Shelley Halstead, founder of Black Women Build-Baltimore, oversees a participant using a jigsaw. The organization will close the application for its spring 2022 build on Tuesday. (Courtesy Photo)

By Megan Sayles, AFRO Business Writer,
Report for America Corps Member,

Home ownership and wealth-building initiative Black Women Build-Baltimore is in the midst of organizing its spring 2022 build in Druid Heights, and the application deadline closes Tuesday. 

Women chosen for the program will garner the skills and knowledge required to maintain a home. They will also be trained in carpentry, electrical and plumbing. 

Upon the completion of the four-month build, participants will have the opportunity to purchase the home that they helped to rehabilitate. Black Women Build-Baltimore will also support them in obtaining a mortgage loan. 

“Black women are particularly vulnerable because they own less property and have less ability to pass on wealth compared to any other group. Black Women Build-Baltimore understands that key factors for creating wealth are the ability to own and maintain a home and the ability to pass down wealth intergenerationally,” said Tonika Garibaldi, program manager for Black Women Build-Baltimore. “By training women in trades-related work, our program not only provides a tangible set of skills to be used on other jobs and in the home but allows women to make two to three times more in wages than traditionally female-centered jobs.” 

Black Women Build-Baltimore was founded in 2017 by carpenter Shelley Halstead on the belief that Black women must first learn the skills necessary to maintain wealth before they are able to generate intergenerational wealth. For Halstead, one way this can be taught is through preserving home ownership. 

For each build, the organization independently purchases all of the construction materials from home improvement stores. Annually, it takes on two cohorts of three women for a spring and fall build, renovating six vacant and deteriorating houses. Since its establishment, Black Women Build-Baltimore has constructed seven houses and made four women new homeowners. 

To qualify for Black Women Build-Baltimore’s program, applicants must be a Baltimore City resident, be a first time home owner, be employed, have a savings of $2500 and maintain a minimum credit score of 640. They must also be able to work on the site from 9 a.m. to 3 p.m.  Monday through Thursday. 

Applications will be evaluated on women’s interest in the trades, as well as their commitment to advancing their communities. 

Garibaldi hopes that Black Women Build-Baltimore can expose women to different avenues for wealth creation and professional success. 

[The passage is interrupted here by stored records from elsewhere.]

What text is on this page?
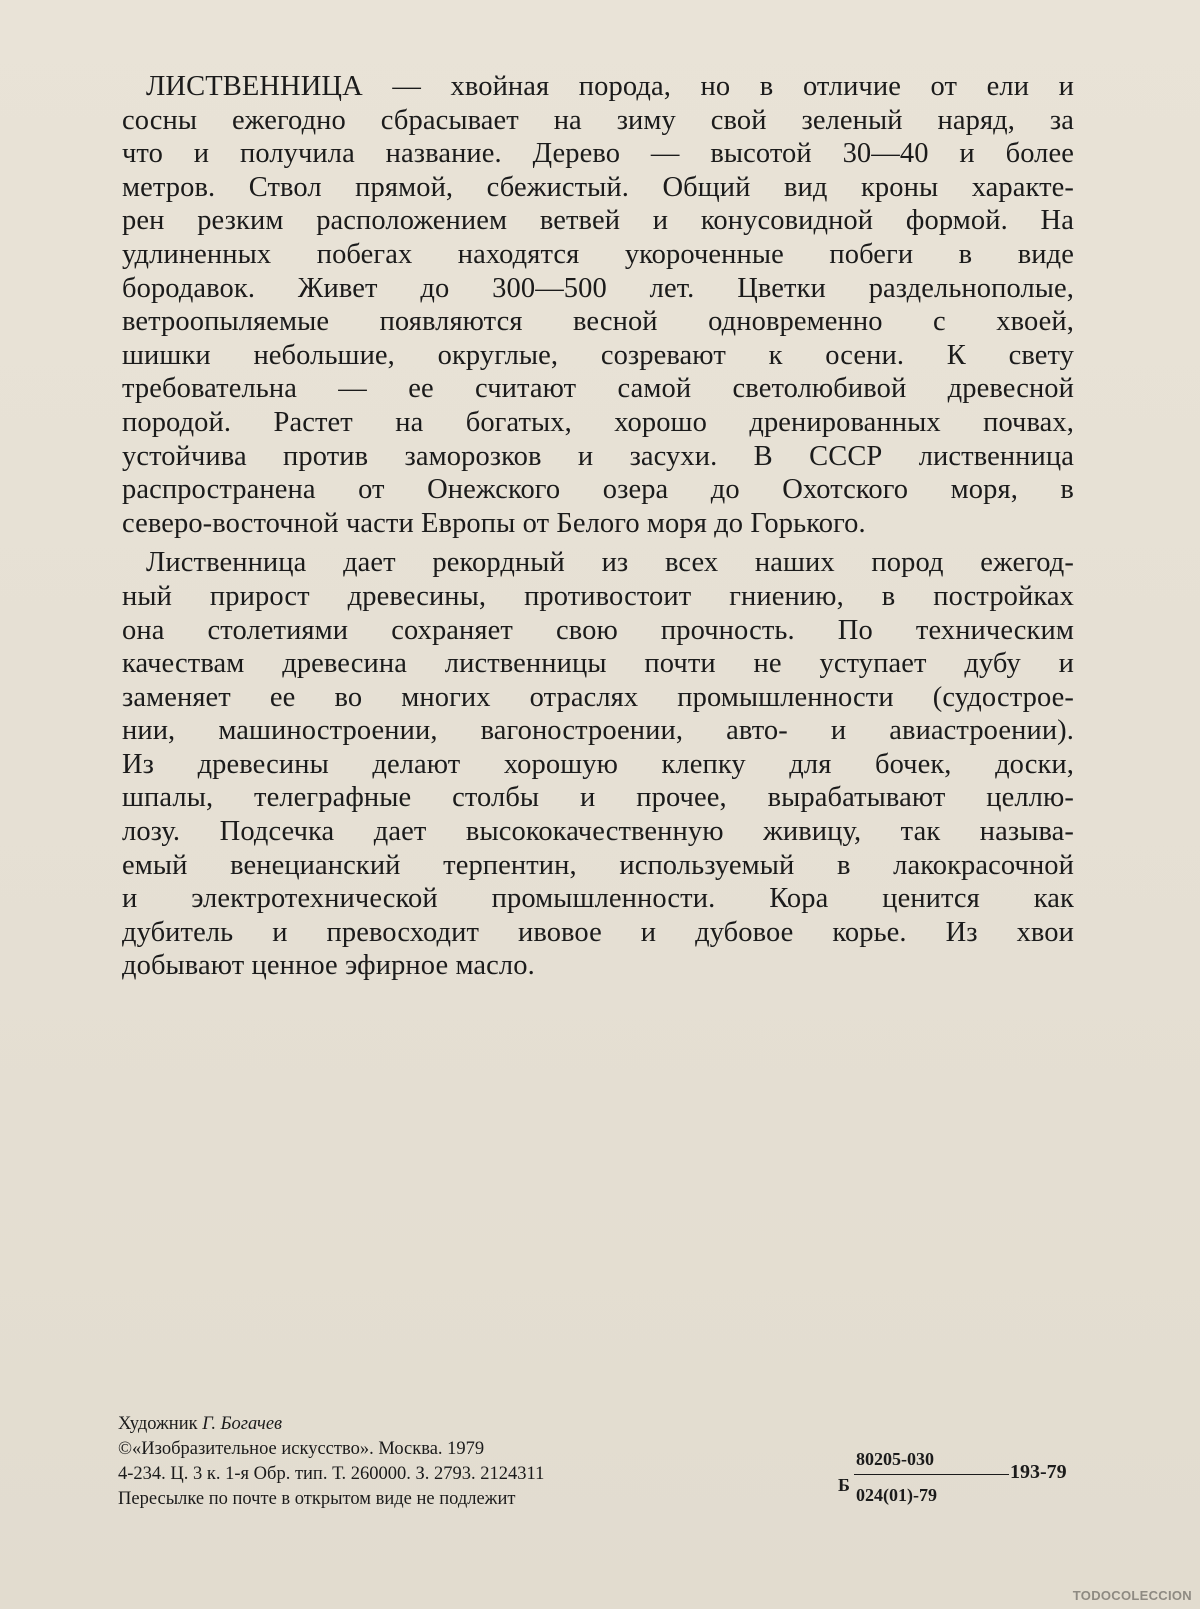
ЛИСТВЕННИЦА — хвойная порода, но в отличие от ели и
сосны ежегодно сбрасывает на зиму свой зеленый наряд, за
что и получила название. Дерево — высотой 30—40 и более
метров. Ствол прямой, сбежистый. Общий вид кроны характе-
рен резким расположением ветвей и конусовидной формой. На
удлиненных побегах находятся укороченные побеги в виде
бородавок. Живет до 300—500 лет. Цветки раздельнополые,
ветроопыляемые появляются весной одновременно с хвоей,
шишки небольшие, округлые, созревают к осени. К свету
требовательна — ее считают самой светолюбивой древесной
породой. Растет на богатых, хорошо дренированных почвах,
устойчива против заморозков и засухи. В СССР лиственница
распространена от Онежского озера до Охотского моря, в
северо-восточной части Европы от Белого моря до Горького.
Лиственница дает рекордный из всех наших пород ежегод-
ный прирост древесины, противостоит гниению, в постройках
она столетиями сохраняет свою прочность. По техническим
качествам древесина лиственницы почти не уступает дубу и
заменяет ее во многих отраслях промышленности (судострое-
нии, машиностроении, вагоностроении, авто- и авиастроении).
Из древесины делают хорошую клепку для бочек, доски,
шпалы, телеграфные столбы и прочее, вырабатывают целлю-
лозу. Подсечка дает высококачественную живицу, так называ-
емый венецианский терпентин, используемый в лакокрасочной
и электротехнической промышленности. Кора ценится как
дубитель и превосходит ивовое и дубовое корье. Из хвои
добывают ценное эфирное масло.
Художник Г. Богачев
©«Изобразительное искусство». Москва. 1979
4-234. Ц. 3 к. 1-я Обр. тип. Т. 260000. З. 2793. 2124311
Пересылке по почте в открытом виде не подлежит
Б
80205-030
024(01)-79
193-79
TODOCOLECCION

“On a community level, our initiative will eliminate blight and create opportunities for home ownership as we work toward whole block outcomes,” said Garibaldi. “On an individual level, we think it is important for our neighbors and community at large to see Black women rehabilitating houses and then owning them. It opens up possibilities for not just those working on the house but for those who witness it.”